For the first time, the NFL has reached a deal to live-stream a regular-season game, for free, to a worldwide audience. Score one for the cord-cutters.
Now the bad news: It’s the Bills vs. the Jaguars. In London. At 9:30 a.m. Eastern.
It’s hard to imagine a less appealing matchup than this midseason clash between nondivisional nonrivals from small markets who haven’t made the playoffs in years.
And yet Yahoo paid at least $10 million for the rights, according to an anonymous source in a CNN Money report. (Re/Code’s Peter Kafka hears at least $20 million.) Yahoo will make the game available on both the Web and mobile devices, with no login or cable subscription required. Google and several other companies were reportedly involved in the bidding.
The idea of a tech company live-streaming NFL games has been rumored since at least 2013, when Google reportedly met with league executives about showing them on YouTube. On one level it makes a lot of sense: There are a lot of games each weekend that people would love to watch but can’t, because they aren’t being broadcast in their market. (I write this as a New York City resident who has no interest in either the Giants or the Jets.)
The obstacle is that TV networks pay huge sums for exclusive broadcast rights.
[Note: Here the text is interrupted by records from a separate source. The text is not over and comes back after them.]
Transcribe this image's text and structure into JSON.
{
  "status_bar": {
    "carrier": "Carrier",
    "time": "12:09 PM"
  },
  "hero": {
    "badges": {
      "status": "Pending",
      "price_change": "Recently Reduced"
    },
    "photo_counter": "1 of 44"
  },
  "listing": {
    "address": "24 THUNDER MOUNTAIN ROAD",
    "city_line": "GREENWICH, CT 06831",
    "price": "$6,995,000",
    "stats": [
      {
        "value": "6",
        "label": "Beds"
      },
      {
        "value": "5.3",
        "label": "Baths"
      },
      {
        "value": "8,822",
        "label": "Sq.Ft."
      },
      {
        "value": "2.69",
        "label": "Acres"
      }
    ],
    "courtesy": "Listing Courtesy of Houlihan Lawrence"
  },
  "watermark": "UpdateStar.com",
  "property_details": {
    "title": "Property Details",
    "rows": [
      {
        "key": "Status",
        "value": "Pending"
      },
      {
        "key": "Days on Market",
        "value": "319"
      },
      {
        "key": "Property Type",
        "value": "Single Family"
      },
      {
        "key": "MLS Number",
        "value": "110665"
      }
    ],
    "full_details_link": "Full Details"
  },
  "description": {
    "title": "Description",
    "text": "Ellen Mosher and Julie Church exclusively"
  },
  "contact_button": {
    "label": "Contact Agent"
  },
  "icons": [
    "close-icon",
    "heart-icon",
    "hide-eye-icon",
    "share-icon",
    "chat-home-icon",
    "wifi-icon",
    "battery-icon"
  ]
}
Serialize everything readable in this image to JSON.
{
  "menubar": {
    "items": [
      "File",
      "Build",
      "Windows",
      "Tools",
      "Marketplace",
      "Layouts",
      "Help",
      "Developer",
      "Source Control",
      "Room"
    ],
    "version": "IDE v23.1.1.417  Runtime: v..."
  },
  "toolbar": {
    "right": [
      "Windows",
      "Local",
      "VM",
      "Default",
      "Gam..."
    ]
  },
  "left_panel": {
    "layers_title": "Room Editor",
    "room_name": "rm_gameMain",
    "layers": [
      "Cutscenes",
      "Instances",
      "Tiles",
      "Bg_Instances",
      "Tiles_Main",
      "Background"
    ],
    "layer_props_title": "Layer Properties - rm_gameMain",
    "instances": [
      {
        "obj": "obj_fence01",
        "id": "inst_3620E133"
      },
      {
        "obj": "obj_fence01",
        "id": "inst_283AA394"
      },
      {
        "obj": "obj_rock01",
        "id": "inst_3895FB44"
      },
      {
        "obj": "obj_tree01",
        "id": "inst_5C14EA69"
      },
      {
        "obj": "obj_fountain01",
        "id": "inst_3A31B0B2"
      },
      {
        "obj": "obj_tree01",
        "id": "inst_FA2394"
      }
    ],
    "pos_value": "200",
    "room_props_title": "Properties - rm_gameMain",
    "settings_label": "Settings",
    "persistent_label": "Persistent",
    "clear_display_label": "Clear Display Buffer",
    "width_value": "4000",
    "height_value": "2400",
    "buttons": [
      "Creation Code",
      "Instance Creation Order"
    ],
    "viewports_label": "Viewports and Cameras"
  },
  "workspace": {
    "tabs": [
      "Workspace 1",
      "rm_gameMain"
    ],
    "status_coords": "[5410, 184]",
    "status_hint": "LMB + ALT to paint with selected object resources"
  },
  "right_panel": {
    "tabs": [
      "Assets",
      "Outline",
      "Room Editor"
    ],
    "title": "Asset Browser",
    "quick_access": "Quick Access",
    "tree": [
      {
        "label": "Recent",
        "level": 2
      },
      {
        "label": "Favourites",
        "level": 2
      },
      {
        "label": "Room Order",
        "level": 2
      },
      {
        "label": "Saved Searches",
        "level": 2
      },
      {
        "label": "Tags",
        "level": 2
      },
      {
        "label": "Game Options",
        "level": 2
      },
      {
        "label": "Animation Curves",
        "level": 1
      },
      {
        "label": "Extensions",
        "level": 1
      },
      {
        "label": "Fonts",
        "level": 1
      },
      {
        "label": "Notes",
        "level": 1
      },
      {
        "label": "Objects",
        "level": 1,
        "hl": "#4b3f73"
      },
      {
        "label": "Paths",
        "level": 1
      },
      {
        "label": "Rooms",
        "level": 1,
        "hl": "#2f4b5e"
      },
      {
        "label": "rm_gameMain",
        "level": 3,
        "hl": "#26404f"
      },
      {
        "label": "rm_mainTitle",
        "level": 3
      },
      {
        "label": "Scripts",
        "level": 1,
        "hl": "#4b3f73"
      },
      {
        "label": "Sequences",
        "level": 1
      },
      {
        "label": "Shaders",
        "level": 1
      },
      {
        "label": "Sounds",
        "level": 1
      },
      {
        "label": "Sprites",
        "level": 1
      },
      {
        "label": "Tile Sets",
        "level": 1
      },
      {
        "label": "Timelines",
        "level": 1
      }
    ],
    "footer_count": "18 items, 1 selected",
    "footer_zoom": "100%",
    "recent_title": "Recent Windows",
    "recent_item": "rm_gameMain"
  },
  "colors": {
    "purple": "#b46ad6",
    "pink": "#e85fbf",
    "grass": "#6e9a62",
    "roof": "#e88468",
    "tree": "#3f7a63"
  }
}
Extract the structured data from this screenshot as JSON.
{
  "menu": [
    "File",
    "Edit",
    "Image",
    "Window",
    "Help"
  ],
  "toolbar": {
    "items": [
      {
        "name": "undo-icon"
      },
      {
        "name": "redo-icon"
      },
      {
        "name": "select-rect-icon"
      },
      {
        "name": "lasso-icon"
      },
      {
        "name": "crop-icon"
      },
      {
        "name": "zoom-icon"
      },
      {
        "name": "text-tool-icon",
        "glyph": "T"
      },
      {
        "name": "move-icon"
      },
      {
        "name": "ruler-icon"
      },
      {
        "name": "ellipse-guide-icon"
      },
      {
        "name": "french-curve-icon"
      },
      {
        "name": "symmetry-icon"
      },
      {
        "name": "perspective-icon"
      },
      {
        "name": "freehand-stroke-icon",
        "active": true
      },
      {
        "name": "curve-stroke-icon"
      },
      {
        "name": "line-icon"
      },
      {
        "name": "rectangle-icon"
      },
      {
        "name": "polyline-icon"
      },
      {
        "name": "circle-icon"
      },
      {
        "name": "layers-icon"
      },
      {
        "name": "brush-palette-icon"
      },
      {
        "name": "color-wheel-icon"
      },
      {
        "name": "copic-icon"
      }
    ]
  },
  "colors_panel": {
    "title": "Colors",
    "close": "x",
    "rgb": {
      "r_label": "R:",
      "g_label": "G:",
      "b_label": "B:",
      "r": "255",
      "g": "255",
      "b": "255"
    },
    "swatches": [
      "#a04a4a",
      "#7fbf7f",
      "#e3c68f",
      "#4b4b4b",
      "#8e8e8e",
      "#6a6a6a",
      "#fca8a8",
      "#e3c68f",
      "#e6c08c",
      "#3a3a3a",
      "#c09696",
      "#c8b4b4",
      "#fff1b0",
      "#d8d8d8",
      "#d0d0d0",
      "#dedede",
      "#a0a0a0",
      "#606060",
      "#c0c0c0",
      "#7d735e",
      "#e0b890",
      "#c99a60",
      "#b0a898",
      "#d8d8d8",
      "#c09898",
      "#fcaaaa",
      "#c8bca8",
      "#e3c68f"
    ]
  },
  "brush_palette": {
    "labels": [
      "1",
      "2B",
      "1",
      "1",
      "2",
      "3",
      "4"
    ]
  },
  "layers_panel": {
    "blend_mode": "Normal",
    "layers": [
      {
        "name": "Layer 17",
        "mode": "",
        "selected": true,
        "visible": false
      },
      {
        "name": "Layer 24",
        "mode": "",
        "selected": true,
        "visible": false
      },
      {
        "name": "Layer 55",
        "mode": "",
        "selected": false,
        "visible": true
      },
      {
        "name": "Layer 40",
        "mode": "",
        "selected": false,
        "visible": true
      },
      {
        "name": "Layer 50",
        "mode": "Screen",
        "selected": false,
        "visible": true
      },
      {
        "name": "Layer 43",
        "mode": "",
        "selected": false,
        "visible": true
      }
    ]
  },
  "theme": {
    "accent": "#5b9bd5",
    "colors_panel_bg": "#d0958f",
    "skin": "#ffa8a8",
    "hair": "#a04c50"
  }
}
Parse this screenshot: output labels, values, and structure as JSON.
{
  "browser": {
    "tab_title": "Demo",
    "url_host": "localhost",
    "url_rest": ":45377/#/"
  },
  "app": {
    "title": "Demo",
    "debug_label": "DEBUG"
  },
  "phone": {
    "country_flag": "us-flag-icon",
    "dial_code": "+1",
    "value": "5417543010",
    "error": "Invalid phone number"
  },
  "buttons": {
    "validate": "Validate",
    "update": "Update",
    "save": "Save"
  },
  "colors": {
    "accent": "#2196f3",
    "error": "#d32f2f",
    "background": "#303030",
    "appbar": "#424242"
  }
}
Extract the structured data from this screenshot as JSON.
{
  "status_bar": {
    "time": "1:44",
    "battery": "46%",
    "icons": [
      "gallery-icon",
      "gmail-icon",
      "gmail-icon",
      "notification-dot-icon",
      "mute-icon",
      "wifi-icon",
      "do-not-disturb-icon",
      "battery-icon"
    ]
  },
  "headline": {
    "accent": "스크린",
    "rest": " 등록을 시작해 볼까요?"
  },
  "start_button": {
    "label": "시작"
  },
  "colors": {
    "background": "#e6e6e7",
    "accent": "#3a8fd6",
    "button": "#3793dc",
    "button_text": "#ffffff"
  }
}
The value of those telecasts would be diminished if viewers had the choice to watch out-of-market games for free online. No wonder the NFL started with an “experimental” online broadcast of a game the networks probably weren’t clamoring for anyway.
One other obstacle: live-streams of big games are often really bad.
Even so, this is a milestone in the history of televised sports, which have largely been off limits to cord-cutters. And it’s a big deal for Yahoo, which has always been as much a media company as a tech company. Even if it loses money on the game itself, the move will draw viewer and advertiser attention to its online video offerings, which the company sees as a key to its future. I’m a little surprised Google didn’t outbid Yahoo simply as a defensive maneuver: YouTube’s dominance in online video is looking less secure all the time.